個人投資家が投資できる対象のうち、株式や債券は比較的少額で買えますが、現物の不動産を購入するには大きな金額が必要となるため、一部の資産家しか手を出せませんでした。しかし近年、不動産を小口証券化して購入できるREIT(リート)と呼ばれる金融商品が生まれ、一般の投資家でも不動産に投資できるようになりました。今回はREITに投資するインデックスファンドについてわかりやすく解説します。

  • REITとは不動産を小口化した金融商品。日本のREITは4万円台から買える
  • REIT指数への連動を目指すインデックスファンドで、世界の不動産に投資できる
  • 日本・先進国・米国・欧州・豪州・新興国のREITインデックスファンドを紹介

住宅やオフィスビルのオーナーになれるREIT

REITとは不動産を小口化して出資を募る金融商品です。
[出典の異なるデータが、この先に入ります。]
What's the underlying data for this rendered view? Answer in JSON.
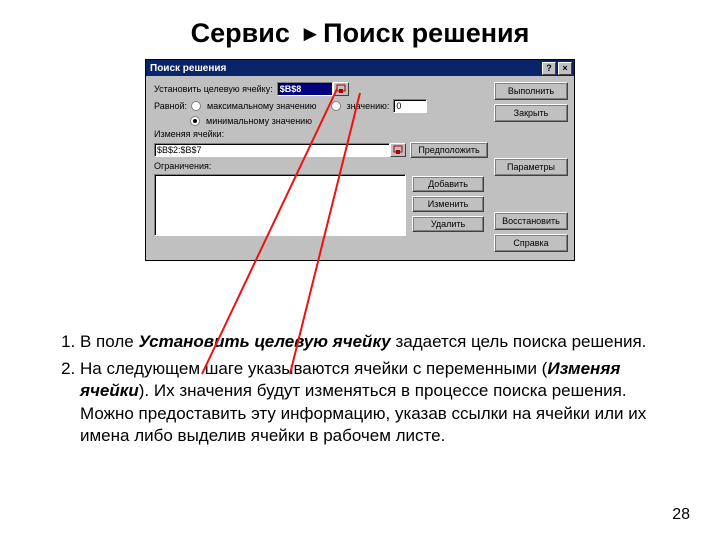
{
  "title": {
    "left": "Сервис",
    "right": "Поиск решения"
  },
  "dlg": {
    "caption": "Поиск решения",
    "targetLabel": "Установить целевую ячейку:",
    "targetValue": "$B$8",
    "equalLabel": "Равной:",
    "radioMax": "максимальному значению",
    "radioVal": "значению:",
    "valInput": "0",
    "radioMin": "минимальному значению",
    "changingLabel": "Изменяя ячейки:",
    "changingValue": "$B$2:$B$7",
    "constraintsLabel": "Ограничения:",
    "buttons": {
      "run": "Выполнить",
      "close": "Закрыть",
      "guess": "Предположить",
      "params": "Параметры",
      "reset": "Восстановить",
      "help": "Справка",
      "add": "Добавить",
      "change": "Изменить",
      "del": "Удалить"
    }
  },
  "body": {
    "item1a": "В поле ",
    "item1b": "Установить целевую ячейку",
    "item1c": " задается цель поиска решения.",
    "item2a": "На следующем шаге указываются  ячейки с переменными (",
    "item2b": "Изменяя ячейки",
    "item2c": "). Их значения будут изменяться в процессе поиска решения. Можно предоставить эту информацию, указав ссылки на ячейки или их имена либо выделив ячейки в рабочем листе."
  },
  "pagenum": "28"
}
投資対象となる不動産は住宅、オフィスビル、物流施設などさまざまです。国内市場に上場しているREIT(J-REIT)は株式と同じように、証券会社で売買できます。

通常ならマンションやショッピングセンターといった大型の不動産を購入するためには、最低でも数億円の資金が必要になりますが、小口証券化して多くの出資者を募ることで、1人当たりの出資額を小さくできます。2022年9月時点で、最も投資口価格が安いJ-REITは4万円台で買えます。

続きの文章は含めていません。